Well, she’s correct in assuming that working with the same folks, that being the Matrix production team, who helped craft Avril Lavigne’s mainstream pop sound did catch fans off guard a bit. Not to mention the Phair hit single “Why Can’t I”, being heard all over soccer mom radio — alongside Lavigne, Sheryl Crow and Pink no less.

“[The backlash] was surprising when it happened but we kind of made it through it and I think just the live shows are such a perfect antidote because then it really is just you,” Phair said. “And old fans kept coming so it worked out OK.”

Still changing

The evolution of Liz Phair continues on her latest album Somebody’s Miracle, which, similar to her eponymous release, further explores life as a divorced mother rediscovering her independence. Phair said her maturation as a singer-songwriter began at Oberlin College, which she graduated from in 1990.
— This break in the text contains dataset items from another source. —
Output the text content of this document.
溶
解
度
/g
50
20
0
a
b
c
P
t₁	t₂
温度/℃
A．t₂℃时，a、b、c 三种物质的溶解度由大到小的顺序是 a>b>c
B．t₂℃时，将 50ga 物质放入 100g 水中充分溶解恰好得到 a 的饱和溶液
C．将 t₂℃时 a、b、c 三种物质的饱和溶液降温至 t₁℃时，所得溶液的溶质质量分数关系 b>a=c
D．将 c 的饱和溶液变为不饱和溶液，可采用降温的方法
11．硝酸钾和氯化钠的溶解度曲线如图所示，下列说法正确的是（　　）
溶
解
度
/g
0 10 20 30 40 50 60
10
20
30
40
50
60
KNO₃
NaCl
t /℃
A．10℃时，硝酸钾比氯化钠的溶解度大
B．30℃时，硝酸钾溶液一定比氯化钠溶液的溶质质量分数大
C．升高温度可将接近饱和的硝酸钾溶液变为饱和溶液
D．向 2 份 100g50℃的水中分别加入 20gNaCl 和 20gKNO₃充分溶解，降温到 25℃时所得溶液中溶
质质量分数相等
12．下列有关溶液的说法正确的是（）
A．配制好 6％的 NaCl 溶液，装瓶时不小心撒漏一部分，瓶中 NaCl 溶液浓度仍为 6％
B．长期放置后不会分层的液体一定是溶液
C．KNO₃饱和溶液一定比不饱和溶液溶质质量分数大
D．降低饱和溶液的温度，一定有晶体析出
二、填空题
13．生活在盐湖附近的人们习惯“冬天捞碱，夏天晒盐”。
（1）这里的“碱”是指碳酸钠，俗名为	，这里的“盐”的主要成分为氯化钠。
Admittedly, when she first arrived at the Ohio school she was a mainstream girl looking to have a good time. Instead, her eyes were opened to the world of indie rock by Oberlin’s burgeoning scene. In fact, she cites a road trip to Cleveland to see Sonic Youth at Peabody’s DownUnder in the late ’80s as having a profound influence on her music.

“I think Oberlin had a lot to do with [my songwriting],” Phair said. “There were just bands everywhere and a real appreciation of music. It both fueled a sense of ‘Yes, you can do this’ but also there was a sense of the politics that go into being a feminist. It sort of shaped me in terms of what art is.”

Despite having graduated 15 years ago, Phair hasn’t been back to her alma mater since. She says she’s “not a big reunion-ey person.” There’s also the notion of getting 50 more e-mail addresses from people she hasn’t seen in years and won’t have time to reconnect with that is keeping her away. Ultimately, her life revolves around her career and 8-year-old son.

Right now, Phair is heavy into touring, including a Friday show at The Odeon Concert Club. As for her expected set list, it varies nightly.

“It’s just being fair,” Phair said. “It’s like now I have five records so I have to give enough room to everybody. I pull from Exit to GuyvilleWhitechocolatespaceeggWhip-SmartGirlysound [pre-solo career band], Liz PhairCome and Get It EP, Somebody’s Miracle. So, I think it’s just democracy at work.”

She paused and added, “And I get very bored, very quickly.”